INFECTION MAYBE FATAL (Oct, 1934)

Before penicillin this was probably true.

INFECTION MAYBE FATAL

PROTECT EVERY CUT

Neglect may lead to amputation—even death. Treat cuts, scratches or blisters with antiseptic and cover with Drybak Band-Aid, quickly, easily and safely. Drybak Band-Aid is the only ready-to-use adhesive bandage with these features:— waterproof backing, sun tan color, individually wrapped. At your druggist’s.

DRYBAK BAND-AID
Waterproof

8 comments
  1. Neil Russell says: November 20, 20079:30 am

    Amputation right there could be pretty serious!

  2. Blurgle says: November 20, 200712:45 pm

    It was. Calvin Coolidge’s son developed a small blister on his foot from playing tennis. A week later he was dead of septicemia.

  3. Paul C. says: November 20, 20071:23 pm

    With mrsa and some of the other things going around now, it may become a possibility again.

  4. Firebrand38 says: November 20, 20075:05 pm

    That and ignorant parents not vaccinating their kids.

  5. Blurgle says: November 20, 20077:24 pm

    Although I agree with you on the vaccine point, I don’t believe there is a vaccine against S. aureus.

  6. Firebrand38 says: November 20, 20079:17 pm

    True, I was speaking of diseases in general. You are correct Blurgle that there is no vaccination for Staphylococcus aureus.

  7. Palms Hotel says: November 20, 200710:18 pm

    Abraham Lincoln’s son Todd died of a carbuncle (boil). Lincoln never got over the loss and today they would just put some neosporin or polysporin on it and the kid would grow up and forget all about it.

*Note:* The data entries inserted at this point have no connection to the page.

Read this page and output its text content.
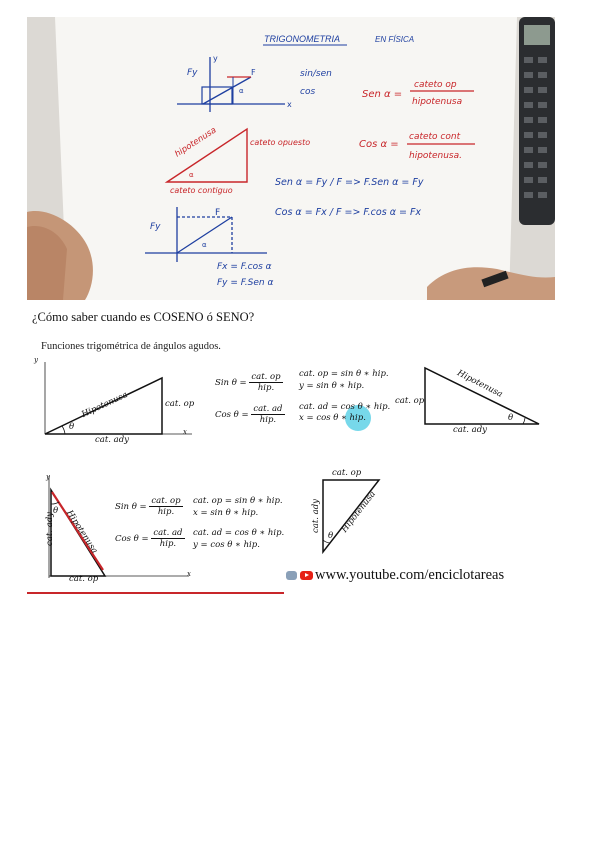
TRIGONOMETRIA	EN FÍSICA
Fy
y
F
x
α
sin/sen
cos	Sen α =
cateto op
hipotenusa
hipotenusa	cateto opuesto
cateto contiguo
α
Cos α =
cateto cont
hipotenusa.
Sen α = Fy / F => F.Sen α = Fy
Cos α = Fx / F => F.cos α = Fx
Fy
F
α
Fx = F.cos α
Fy = F.Sen α
¿Cómo saber cuando es COSENO ó SENO?
Funciones trigométrica de ángulos agudos.
y
x
Hipotenusa	cat. op
cat. ady
θ
Sin $\theta = \frac{\text{cat. op}}{\text{hip.}}$
Cos $\theta = \frac{\text{cat. ad}}{\text{hip.}}$
cat. op = sin θ ∗ hip.
y = sin θ ∗ hip.
cat. ad = cos θ ∗ hip.
x = cos θ ∗ hip.
cat. op
Hipotenusa
cat. ady
θ
cat. ady Hipotenusa
cat. op
θ
x
y
Sin $\theta = \frac{\text{cat. op}}{\text{hip.}}$
Cos $\theta = \frac{\text{cat. ad}}{\text{hip.}}$
cat. op = sin θ ∗ hip.
x = sin θ ∗ hip.
cat. ad = cos θ ∗ hip.
y = cos θ ∗ hip.
cat. op
cat. ady Hipotenusa
θ
www.youtube.com/enciclotareas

  8. Jo says: November 21, 20076:09 pm

    The very first patient I ever cared for as a student nurse was a woman in her 90′s who’d been a nurse during the Great War. Her father had died in the early part of the century from septicemia–he’d gotten a cut on his big toe. The resultant infection took two weeks to kill him.

    With the prevalence of MRSA and drug-resistant strains of other bugs, it won’t be long before we’re back to using honey on wounds and maggots on a regular basis, not just for wound debridement.